三章

3...

「……?」
ふと、ミミドリが意識を覚ますと、もう既にまずいという感覚があった。
椅子に座っている状態で、手は、おそらく後ろの椅子の背の部分で、縛られている。
何か布のようなものを巻き付けられて視界を奪われており、周囲を確認する術も、音しかなかった。
しかし、おそらく自分が閉じ込められている部屋…その場所は、至ってずっと静かであり、少し寒かった。
この感覚だけで、もう死ぬんじゃないか、という、不安のような恐怖のような感情でいっぱいだった。

前日の夕方、彼女は入り組んだ路地へと迷い込んだ。その路地で、出ようと歩いていると、その進行方向を、一人の少年が塞いだ。
ただでさえ、暗い場所で目の前に誰かが現れるだけで恐怖だというのに、その少年にどこか心当たりがあった彼女は、一瞬にして足が凍った。
だが、気を配るべきはその少年ではなく、背後。
ゆっくりと歩いてくる少年を見つめ、うっすらと、背中に何か気配を感じたが、彼女は怖くて振り向くこともできない。
そして、気配がすぐ後ろに迫ったとき、背後から伸びた腕に一瞬にして捕らえられた。
片腕で口元を抑えられ、もう片腕で自分の両腕を抑えられると、どんなに抜け出そうと力を入れても、無駄に終わってしまう。捕らえた腕の力は、強かった。

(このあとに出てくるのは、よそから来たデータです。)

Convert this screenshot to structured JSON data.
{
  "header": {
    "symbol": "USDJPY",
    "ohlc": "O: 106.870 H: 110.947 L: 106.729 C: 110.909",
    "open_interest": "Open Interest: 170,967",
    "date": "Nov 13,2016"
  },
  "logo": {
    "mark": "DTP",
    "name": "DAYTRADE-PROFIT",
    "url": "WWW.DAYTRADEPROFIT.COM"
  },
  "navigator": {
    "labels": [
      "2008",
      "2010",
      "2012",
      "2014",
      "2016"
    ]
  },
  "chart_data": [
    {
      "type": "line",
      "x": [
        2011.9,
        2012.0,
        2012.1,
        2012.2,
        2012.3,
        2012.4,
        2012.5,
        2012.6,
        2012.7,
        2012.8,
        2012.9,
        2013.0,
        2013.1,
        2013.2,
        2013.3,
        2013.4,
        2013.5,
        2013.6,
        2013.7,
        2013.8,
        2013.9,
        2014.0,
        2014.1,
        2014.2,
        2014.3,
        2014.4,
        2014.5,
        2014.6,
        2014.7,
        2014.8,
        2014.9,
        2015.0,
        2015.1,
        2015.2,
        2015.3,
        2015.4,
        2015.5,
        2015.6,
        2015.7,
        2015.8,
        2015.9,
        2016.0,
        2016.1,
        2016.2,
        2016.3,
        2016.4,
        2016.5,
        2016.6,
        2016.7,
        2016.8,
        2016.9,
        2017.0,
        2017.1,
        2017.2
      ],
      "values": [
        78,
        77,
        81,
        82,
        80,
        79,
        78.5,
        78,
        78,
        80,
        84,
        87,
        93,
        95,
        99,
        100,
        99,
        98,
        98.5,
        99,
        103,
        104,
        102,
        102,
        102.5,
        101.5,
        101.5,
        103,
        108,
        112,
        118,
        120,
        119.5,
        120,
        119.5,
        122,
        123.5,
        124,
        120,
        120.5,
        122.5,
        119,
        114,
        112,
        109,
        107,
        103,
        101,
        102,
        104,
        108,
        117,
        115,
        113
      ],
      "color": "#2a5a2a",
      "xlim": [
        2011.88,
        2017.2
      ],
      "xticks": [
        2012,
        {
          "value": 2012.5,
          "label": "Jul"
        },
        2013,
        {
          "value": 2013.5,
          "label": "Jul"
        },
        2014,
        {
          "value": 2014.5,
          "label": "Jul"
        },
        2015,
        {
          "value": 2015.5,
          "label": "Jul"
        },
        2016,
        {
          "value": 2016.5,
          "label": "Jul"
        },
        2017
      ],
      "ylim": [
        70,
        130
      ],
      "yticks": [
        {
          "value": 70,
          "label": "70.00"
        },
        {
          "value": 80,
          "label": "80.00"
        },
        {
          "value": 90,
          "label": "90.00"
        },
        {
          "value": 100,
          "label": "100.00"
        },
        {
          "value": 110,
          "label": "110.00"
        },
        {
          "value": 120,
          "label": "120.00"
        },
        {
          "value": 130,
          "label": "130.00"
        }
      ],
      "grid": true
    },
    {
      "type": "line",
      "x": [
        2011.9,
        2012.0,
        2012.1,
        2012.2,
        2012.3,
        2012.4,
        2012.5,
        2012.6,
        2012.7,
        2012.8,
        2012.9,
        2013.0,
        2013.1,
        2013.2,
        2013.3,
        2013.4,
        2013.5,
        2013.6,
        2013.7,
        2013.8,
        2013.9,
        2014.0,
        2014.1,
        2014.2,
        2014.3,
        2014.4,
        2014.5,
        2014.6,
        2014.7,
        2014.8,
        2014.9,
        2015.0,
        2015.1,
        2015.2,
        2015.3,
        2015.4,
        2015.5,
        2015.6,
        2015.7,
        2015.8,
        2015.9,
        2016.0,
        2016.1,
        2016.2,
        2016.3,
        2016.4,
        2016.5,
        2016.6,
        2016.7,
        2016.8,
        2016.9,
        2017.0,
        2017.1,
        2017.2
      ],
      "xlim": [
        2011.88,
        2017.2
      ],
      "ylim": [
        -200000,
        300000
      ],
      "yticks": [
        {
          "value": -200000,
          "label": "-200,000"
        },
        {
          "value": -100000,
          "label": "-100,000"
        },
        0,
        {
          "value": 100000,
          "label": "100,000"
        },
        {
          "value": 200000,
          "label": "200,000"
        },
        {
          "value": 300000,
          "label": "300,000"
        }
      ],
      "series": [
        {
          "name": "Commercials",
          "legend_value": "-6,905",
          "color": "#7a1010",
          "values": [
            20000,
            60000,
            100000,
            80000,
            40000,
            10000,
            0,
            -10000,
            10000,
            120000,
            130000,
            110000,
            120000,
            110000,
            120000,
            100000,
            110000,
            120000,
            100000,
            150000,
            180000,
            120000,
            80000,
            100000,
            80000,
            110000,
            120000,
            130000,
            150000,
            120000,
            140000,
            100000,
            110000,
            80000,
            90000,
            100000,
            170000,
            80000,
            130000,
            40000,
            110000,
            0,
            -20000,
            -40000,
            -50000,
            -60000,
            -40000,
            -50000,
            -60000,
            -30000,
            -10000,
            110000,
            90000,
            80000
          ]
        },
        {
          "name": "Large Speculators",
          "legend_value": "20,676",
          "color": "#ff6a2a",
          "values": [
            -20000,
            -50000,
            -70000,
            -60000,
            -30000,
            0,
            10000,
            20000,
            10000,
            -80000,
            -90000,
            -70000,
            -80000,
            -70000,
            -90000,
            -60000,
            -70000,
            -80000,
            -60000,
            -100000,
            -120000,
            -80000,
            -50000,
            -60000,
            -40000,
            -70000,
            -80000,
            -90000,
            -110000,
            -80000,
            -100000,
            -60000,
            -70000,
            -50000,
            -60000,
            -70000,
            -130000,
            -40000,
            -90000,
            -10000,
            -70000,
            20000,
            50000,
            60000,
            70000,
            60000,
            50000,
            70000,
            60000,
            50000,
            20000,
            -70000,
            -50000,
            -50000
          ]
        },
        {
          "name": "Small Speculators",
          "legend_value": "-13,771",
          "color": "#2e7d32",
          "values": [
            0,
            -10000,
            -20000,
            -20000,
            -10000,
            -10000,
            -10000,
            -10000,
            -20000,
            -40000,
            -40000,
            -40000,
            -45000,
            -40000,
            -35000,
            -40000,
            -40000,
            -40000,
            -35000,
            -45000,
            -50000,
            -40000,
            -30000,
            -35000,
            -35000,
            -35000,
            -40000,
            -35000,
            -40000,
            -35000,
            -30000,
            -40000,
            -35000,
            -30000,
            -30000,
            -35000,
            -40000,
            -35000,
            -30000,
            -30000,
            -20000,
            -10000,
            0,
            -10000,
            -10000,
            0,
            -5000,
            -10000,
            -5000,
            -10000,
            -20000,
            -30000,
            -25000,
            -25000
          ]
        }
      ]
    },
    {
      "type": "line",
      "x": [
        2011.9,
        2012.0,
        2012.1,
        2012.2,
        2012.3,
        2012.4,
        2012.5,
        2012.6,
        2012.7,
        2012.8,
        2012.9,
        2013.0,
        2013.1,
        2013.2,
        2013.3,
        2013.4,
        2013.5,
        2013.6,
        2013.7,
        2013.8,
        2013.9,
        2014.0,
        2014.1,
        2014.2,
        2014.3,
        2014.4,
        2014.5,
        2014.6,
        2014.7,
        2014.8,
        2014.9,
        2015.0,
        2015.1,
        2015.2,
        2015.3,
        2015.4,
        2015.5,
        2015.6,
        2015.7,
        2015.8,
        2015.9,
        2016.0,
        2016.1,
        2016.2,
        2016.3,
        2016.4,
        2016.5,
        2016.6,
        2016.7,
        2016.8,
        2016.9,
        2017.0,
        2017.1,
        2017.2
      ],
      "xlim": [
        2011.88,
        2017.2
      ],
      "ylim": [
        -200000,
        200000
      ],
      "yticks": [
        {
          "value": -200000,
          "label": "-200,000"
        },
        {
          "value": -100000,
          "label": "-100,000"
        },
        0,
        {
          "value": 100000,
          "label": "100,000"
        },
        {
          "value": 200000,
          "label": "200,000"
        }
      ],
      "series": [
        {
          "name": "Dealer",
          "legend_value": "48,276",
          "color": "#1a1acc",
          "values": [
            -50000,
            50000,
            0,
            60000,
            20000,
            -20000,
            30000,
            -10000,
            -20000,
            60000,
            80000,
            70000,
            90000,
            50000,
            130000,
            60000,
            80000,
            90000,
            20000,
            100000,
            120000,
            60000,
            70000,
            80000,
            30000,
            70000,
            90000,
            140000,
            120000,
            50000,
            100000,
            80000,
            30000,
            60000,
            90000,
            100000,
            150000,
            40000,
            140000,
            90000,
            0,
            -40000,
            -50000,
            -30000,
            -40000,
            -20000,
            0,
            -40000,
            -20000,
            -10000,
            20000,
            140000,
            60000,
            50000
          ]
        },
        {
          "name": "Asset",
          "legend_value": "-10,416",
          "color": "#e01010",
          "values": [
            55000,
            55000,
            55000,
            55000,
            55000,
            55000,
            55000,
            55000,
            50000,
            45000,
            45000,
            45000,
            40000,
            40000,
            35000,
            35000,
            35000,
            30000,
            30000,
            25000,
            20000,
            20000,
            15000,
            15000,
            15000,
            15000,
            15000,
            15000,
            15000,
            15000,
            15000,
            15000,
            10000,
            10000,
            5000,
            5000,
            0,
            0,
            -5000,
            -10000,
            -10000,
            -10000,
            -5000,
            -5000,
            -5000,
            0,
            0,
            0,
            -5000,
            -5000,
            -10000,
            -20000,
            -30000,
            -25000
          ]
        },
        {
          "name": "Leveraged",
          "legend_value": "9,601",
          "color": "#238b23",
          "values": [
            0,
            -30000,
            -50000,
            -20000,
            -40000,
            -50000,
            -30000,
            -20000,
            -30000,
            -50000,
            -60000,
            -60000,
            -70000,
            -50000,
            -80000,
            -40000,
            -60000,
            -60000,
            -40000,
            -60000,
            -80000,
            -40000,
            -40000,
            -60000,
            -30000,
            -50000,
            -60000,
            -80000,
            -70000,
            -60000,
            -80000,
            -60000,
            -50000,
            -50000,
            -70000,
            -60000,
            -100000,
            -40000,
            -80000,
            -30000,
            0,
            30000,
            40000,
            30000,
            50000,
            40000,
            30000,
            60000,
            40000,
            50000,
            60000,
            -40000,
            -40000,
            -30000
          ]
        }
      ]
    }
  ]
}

…薬でも打たれたのか、その辺りからの記憶がはっきりしない。
そして、ここはどこなのか。何が起こっているのか。今はあれからどのくらい経ったのか。自分はこれからどうなるのか…。
その全て、わからない。
視界が塞がれていることにより一層恐怖を感じるが、両手も使えない以上、それをほどくこともできなかった。

『この世界は思ってるより危ない』という、彼からの言葉。
何のひねりもない。言葉そのままの意味だ。それを、わかっていたつもりだったが、気が揺らいでいた。
あの言葉も、頭では分かっていても、心ではわかっていなかった。辛くてずっと引きずっていたんだ。
連れていかれる時は、必死に体に力を入れても、相手には勝てなかった。
自分はとても弱くて無力なんだった。いとも簡単にこうして連れてこられてしまったんだから……

…そもそも、今更あの言葉の重さを実感したところで、きっともう遅い。

寒さと恐怖に震え、そんなことを考えることしかできない。
いつまでこの状態なのだろう?ひょっとしたら、死ぬまでこのまま…?


扉の開く音と、人の気配。
「……起きてる?」
知らない男の声だった。
視界を塞ぐものを今すぐ外したい気持ちに駆られるが、そんなことはできるはずがない。

そして、おそらく前にいることは確かだろう、その彼が発した言葉で、彼女は絶望した。